Die Grünen müssten nun die Projekte angehen, für die sie gewählt wurden, verlangt die Parteibasis. Die Klimaministerin ist am Zug.

von Raffaela Lindorfer, Bernhard Gaul

132 Tage ist die türkis-grüne Koalition alt. Einen Großteil dieser Zeit war man im Krisenmodus. Jetzt, da das Land wieder hochgefahren ist, will auch die grüne Partei wieder in die Gänge kommen – und zwar als großes Ganzes.

Den grünen Regierungsmitgliedern scheint es bisher gut gelungen zu sein, der eigenen Parteibasis den Eindruck zu vermitteln, dass man sich gegen den dominanten Partner ÖVP behaupten kann.

Ein Gradmesser ist hier die Parteijugend: Die Bundesspitze der Jungen Grünen hat von Tag 1 der türkis-grünen Koalition betont, sie stehe zwar hinter der grünen Bewegung, lehne aber die ÖVP und damit die Regierung ab. Dabei bleibt es, betont Bundesobfrau Naomi Sametinger auf KURIER-Nachfrage.

Ihr Zwischenfazit ist positiv: Das Krisenmanagement sei bisher "sehr gut" abgelaufen, der grüne Gesundheitsminister Rudolf Anschober habe sich gut geschlagen, sagt sie. "Die Krise ist für uns alle nicht einfach, aber die Grünen machen das beste daraus." Dass die ÖVP den Ton angibt, sei zu erwarten gewesen. Sie sagt aber auch: "Die Grünen müssen jetzt die Projekte angehen, für die sie gewählt wurden."

"Aufbruchstimmung"

In diesem Punkt ist man sich in der Partei einig – da heißt es sogar, es herrsche "Aufbruchsstimmung". Alle Augen sind jetzt auf Klima- und Infrastrukturministerin Leonore Gewessler gerichtet. Im Krisenmodus spielte sie bisher kaum eine Rolle, sie konnte sich also noch am besten auf das konzentrieren, was im Koalitionspaket vereinbart worden war. Jetzt ist der Zeitpunkt gekommen, wo sie liefern müsse.

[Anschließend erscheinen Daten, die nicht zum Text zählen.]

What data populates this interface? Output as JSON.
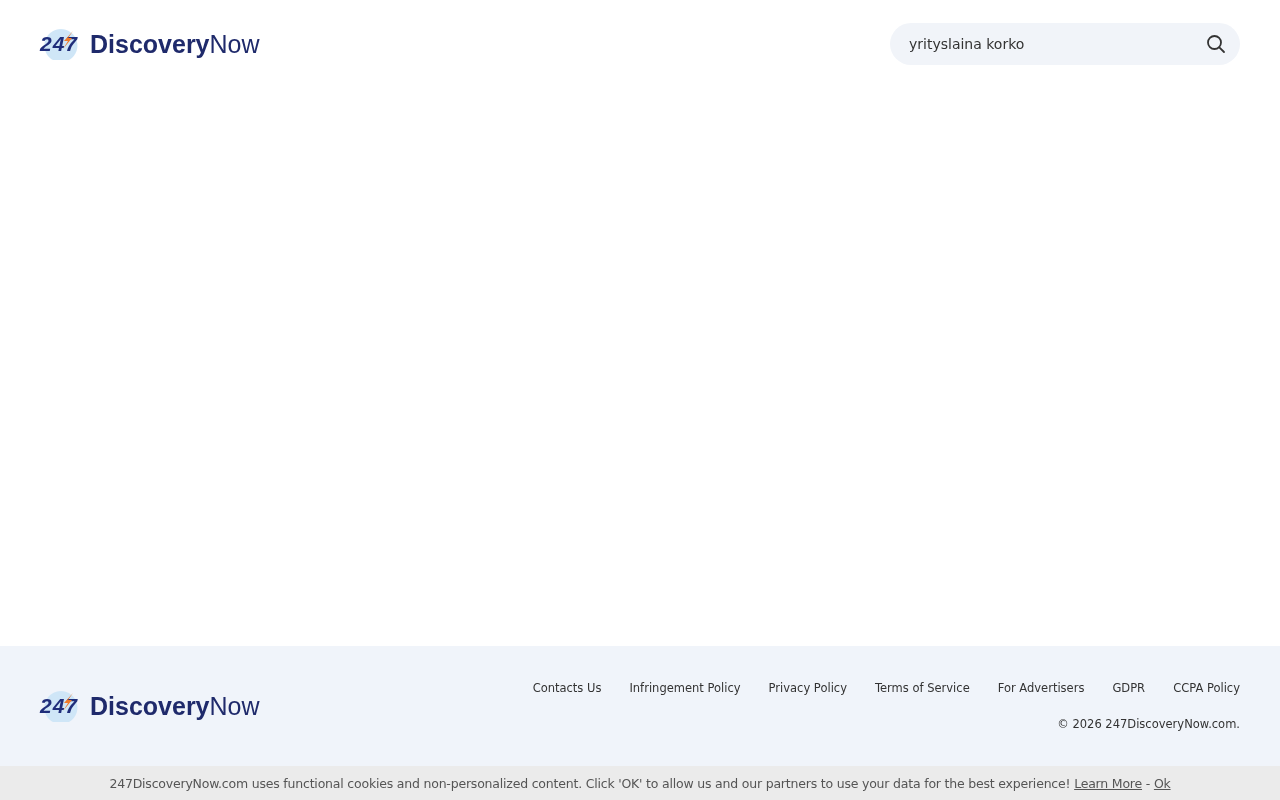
{
  "header": {
    "logo": {
      "number": "247",
      "brand_bold": "Discovery",
      "brand_light": "Now"
    },
    "search": {
      "value": "yrityslaina korko"
    }
  },
  "footer": {
    "logo": {
      "number": "247",
      "brand_bold": "Discovery",
      "brand_light": "Now"
    },
    "links": [
      "Contacts Us",
      "Infringement Policy",
      "Privacy Policy",
      "Terms of Service",
      "For Advertisers",
      "GDPR",
      "CCPA Policy"
    ],
    "copyright": "© 2026 247DiscoveryNow.com."
  },
  "cookie_bar": {
    "text": "247DiscoveryNow.com uses functional cookies and non-personalized content. Click 'OK' to allow us and our partners to use your data for the best experience!",
    "learn_more": "Learn More",
    "separator": "-",
    "ok": "Ok"
  }
}
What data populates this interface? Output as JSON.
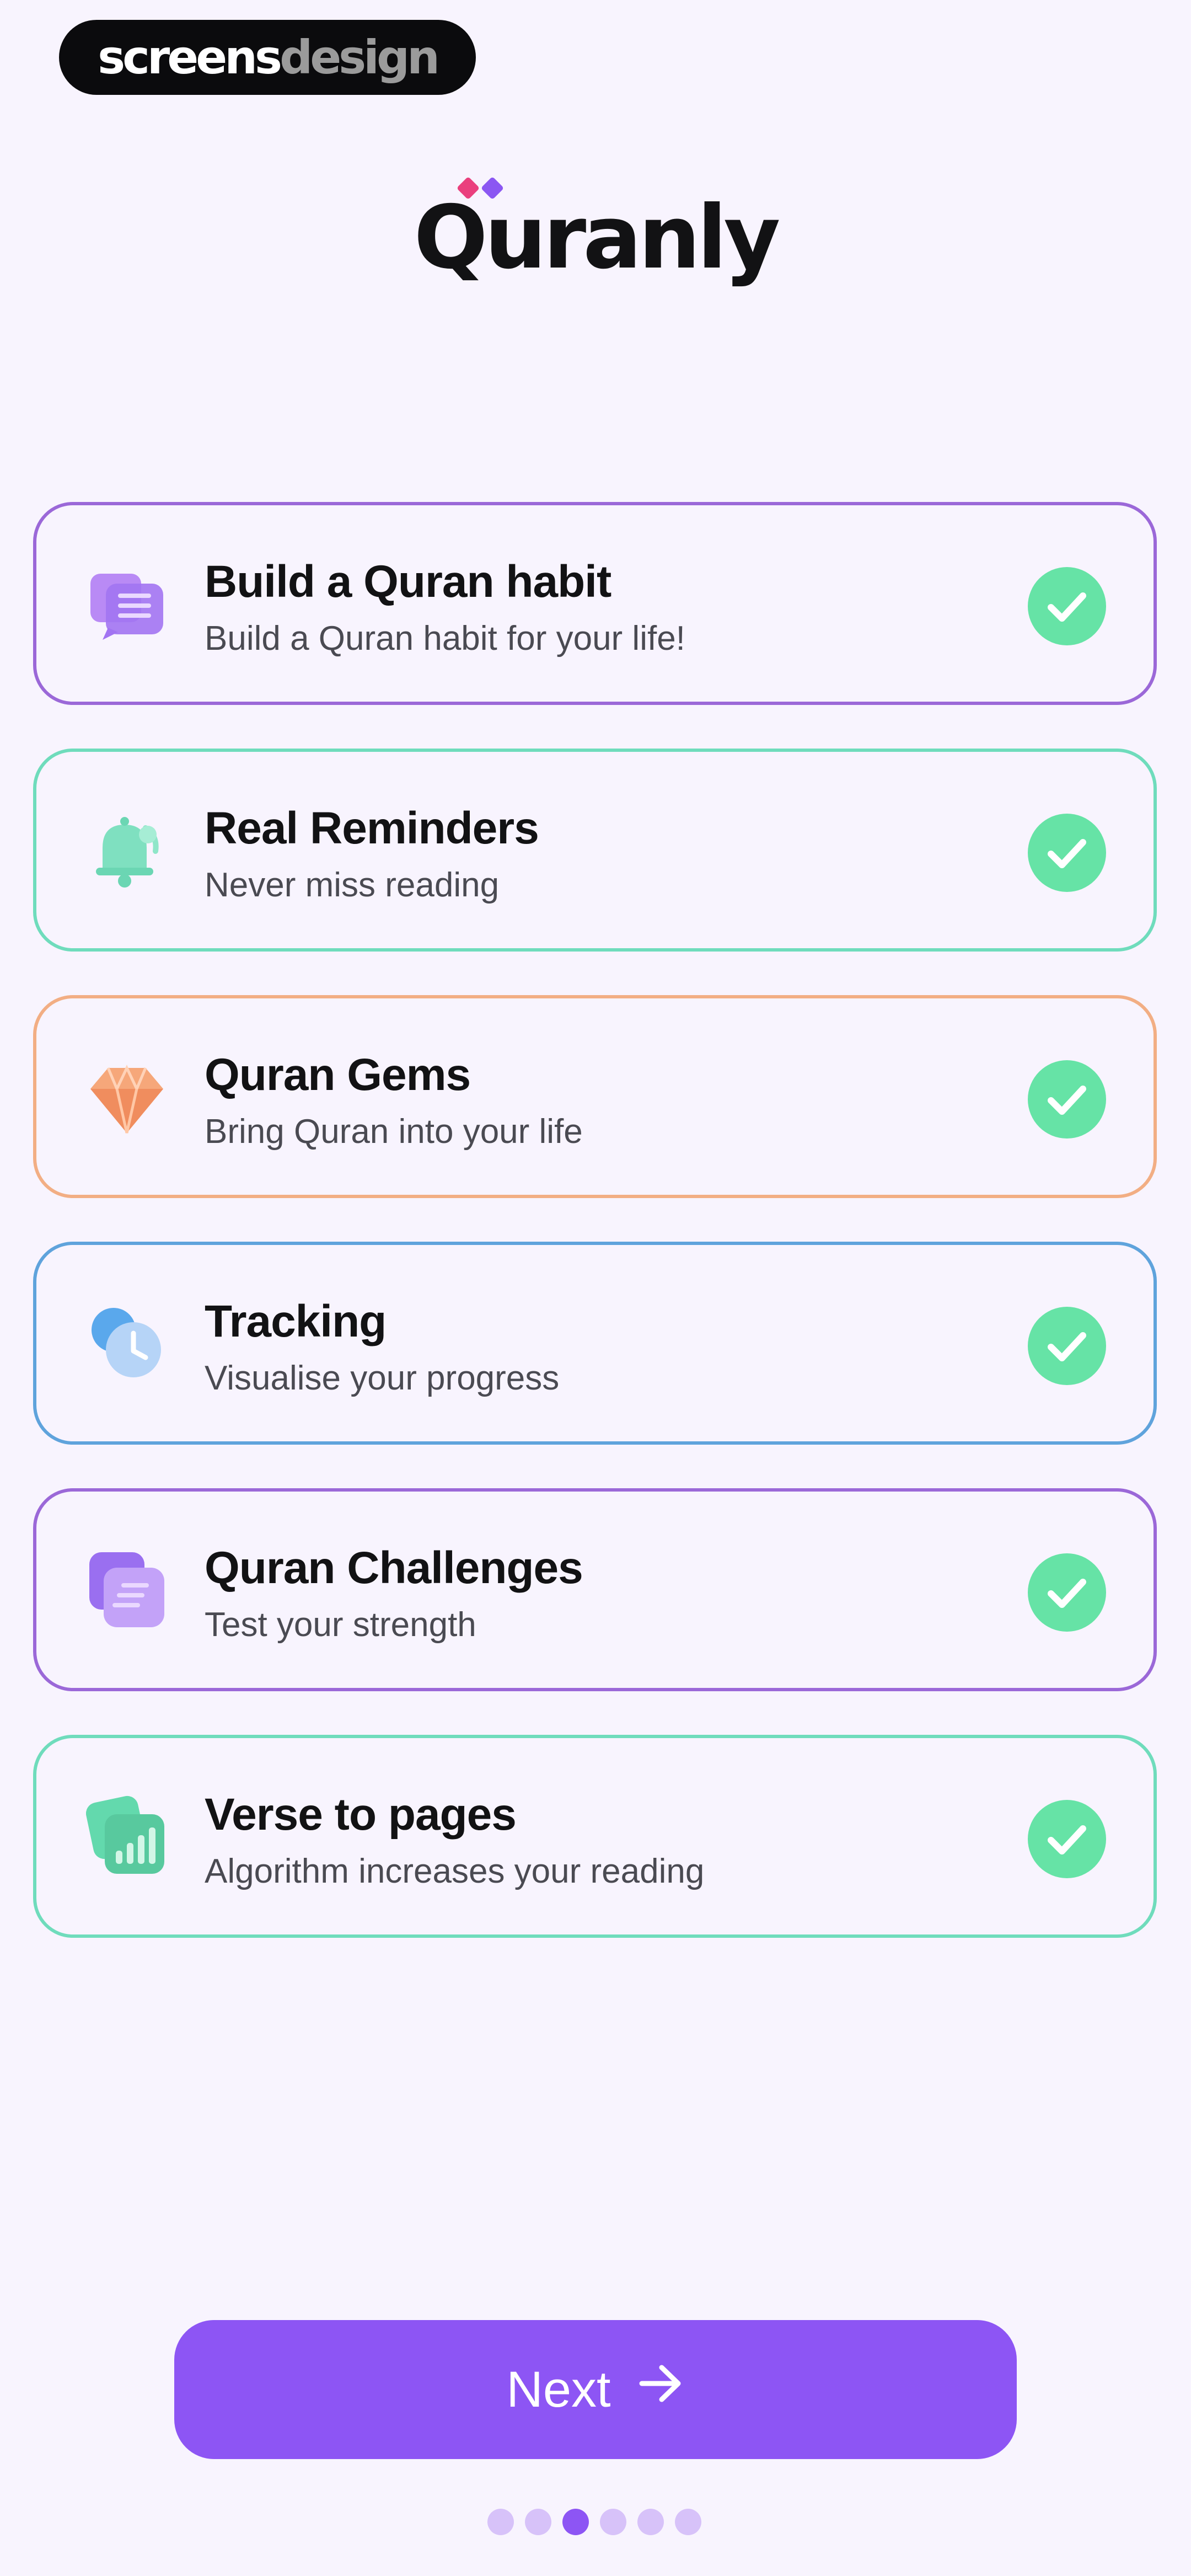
{
  "watermark": {
    "part1": "screens",
    "part2": "design"
  },
  "app": {
    "title": "Quranly"
  },
  "features": [
    {
      "title": "Build a Quran habit",
      "subtitle": "Build a Quran habit for your life!",
      "icon": "book-chat-icon",
      "border_color": "#9b68d8",
      "checked": true
    },
    {
      "title": "Real Reminders",
      "subtitle": "Never miss reading",
      "icon": "bell-icon",
      "border_color": "#6fdcbc",
      "checked": true
    },
    {
      "title": "Quran Gems",
      "subtitle": "Bring Quran into your life",
      "icon": "gem-icon",
      "border_color": "#f2ae84",
      "checked": true
    },
    {
      "title": "Tracking",
      "subtitle": "Visualise your progress",
      "icon": "clock-icon",
      "border_color": "#5fa3dc",
      "checked": true
    },
    {
      "title": "Quran Challenges",
      "subtitle": "Test your strength",
      "icon": "cards-icon",
      "border_color": "#9b68d8",
      "checked": true
    },
    {
      "title": "Verse to pages",
      "subtitle": "Algorithm increases your reading",
      "icon": "bar-chart-icon",
      "border_color": "#6fdcbc",
      "checked": true
    }
  ],
  "next_button": {
    "label": "Next",
    "icon": "arrow-right-icon"
  },
  "pagination": {
    "total": 6,
    "current": 3
  },
  "colors": {
    "accent": "#8d55f4",
    "check": "#66e3a6",
    "background": "#f8f4fe"
  }
}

Und das tut sie offenbar: In der Pipeline sind etwa wesentliche Projekte zur Ankurbelung der Konjunktur, vor allem im Infrastrukturbereich – Stichwort öffentliche Verkehrsmittel und Bahnausbau oder die energetische Häusersanierung.

Offen ist bei alldem, welche Fördersummen Gewessler mit Finanzminister Blümel ausstreiten kann.

NGOs mit am Tisch

Der Klimaschutz werde jedenfalls "eine der tragenden Säulen des Konjunkturprogramms sein", sagte Gewessler am Montag, kurz bevor sie Experten der großen NGO – von WWF über Global2000 bis zur Armutskonferenz – empfing: Es brauche alle Köpfe, um den Weg aus der Krise zu meistern, hieß es aus ihrem Büro. "Darum wollen wir mit den NGOs reden und auch ihre Anregungen und Kritik mitnehmen. Die Zivilgesellschaft ist in all diesen Prozessen gerade für die Grünen auch wichtig – weil sie auch immer wieder antreibt und kritisiert."

"Raus aus der Krise kann auch heißen, rein in das Solarzeitalter", erklärte Vizekanzler Kogler, der mit Gewessler die NGO-Experten empfing.

Gewessler verwies auch darauf, dass man gerade in der Coronakrise gemerkt habe, wie wichtig die regionale Versorgung mit Lebensmitteln sei. Gleichzeitig erlebe die Landwirtschaft wegen des Klimawandels die trockensten Monate seit Langem, was die Ernte gefährde. "Die Versorgungssicherheit ist dadurch gefährdet."

Das zweite Leuchtturmprojekt, das in Angriff genommen wird, ist Transparenz. Justizministerin Alma Zadić hat den Auftrag, in enger Abstimmung mit dem Parlamentsklub noch vor dem Sommer zumindest einen Teil des Pakets, das im Regierungsprogramm steht, auf den Weg zu bringen. Ziel ist es, dass die Begutachtung der Novelle über die Sommerpause läuft.